The price trend after the March top can be seen as a slight consolidation. There is no discernible sales pressure. Seasonally, the share tends to hit an annual low in mid-October. And then it changes in an increasing cycle. If you want to be on the safe side, October is a good time to buy. However, because consolidation has already progressed, weaker prices could even turn out this year, with the RSI indicator shown at the bottom of the chart. The indicator swings slightly around its centerline at 50. This is usually a sure sign of price relaxation. So that prices can rise in the future, there is no longer any need for consolidation. The share is rested and has potential.

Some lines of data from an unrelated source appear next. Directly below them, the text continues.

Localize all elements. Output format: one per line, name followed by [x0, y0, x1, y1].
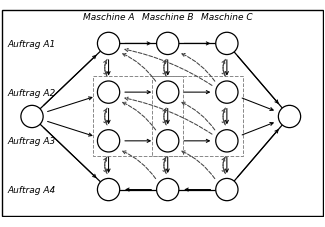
- Circle shape: [157, 179, 179, 201]
- Circle shape: [216, 82, 238, 104]
- Circle shape: [98, 130, 120, 152]
- Circle shape: [98, 33, 120, 55]
- Circle shape: [157, 33, 179, 55]
- Circle shape: [216, 33, 238, 55]
- Text: Auftrag A2: Auftrag A2: [8, 88, 56, 97]
- Circle shape: [216, 130, 238, 152]
- Circle shape: [157, 130, 179, 152]
- Circle shape: [21, 106, 43, 128]
- Text: Auftrag A4: Auftrag A4: [8, 185, 56, 194]
- Circle shape: [216, 179, 238, 201]
- Circle shape: [157, 82, 179, 104]
- Text: Maschine C: Maschine C: [201, 13, 253, 22]
- Text: Maschine A: Maschine A: [83, 13, 134, 22]
- Text: Auftrag A1: Auftrag A1: [8, 40, 56, 49]
- Circle shape: [279, 106, 301, 128]
- Circle shape: [98, 179, 120, 201]
- Text: Maschine B: Maschine B: [142, 13, 193, 22]
- Text: Auftrag A3: Auftrag A3: [8, 137, 56, 146]
- Circle shape: [98, 82, 120, 104]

However, it is not only the share itself that is responsible for the rise in a share price. The overall market is of great importance. This is particularly the case with bank stocks, because the value of all bank stocks grows or shrinks with economic cycles. If unexpected negative influences affect the stock exchanges, then all banks could give in again. However, I would like to emphasize that I do not think so. The past few months have shown that the stock exchanges are exceptionally stable. There was a lot of negative news and no price drop was permanent.
Bank of America stock: WKN: 858388 or US symbol BAC
Price target: $ 30
Stopover: $ 26.60
Stop Loss: $ 14.80
If you want to benefit from the short-term stock recommendation, you can buy the stock directly or work with derivatives. Note that derivatives include leverage and therefore increase the profit and loss potential. In extreme cases, a total loss is even possible.
Stop loss: The stop loss is initially set as an initial stop and has the function of a maximum Loss limitation.
Price target: The price target is the exit point for the forecast market movement.
Interim target: When the intermediate target is reached, the position is in profit. At this point we take a partial profit and we sell 50% of our position. At the same time, the stop loss is adjusted to the personal entry price. This enables us to close our position without loss, even if the market later turns against us.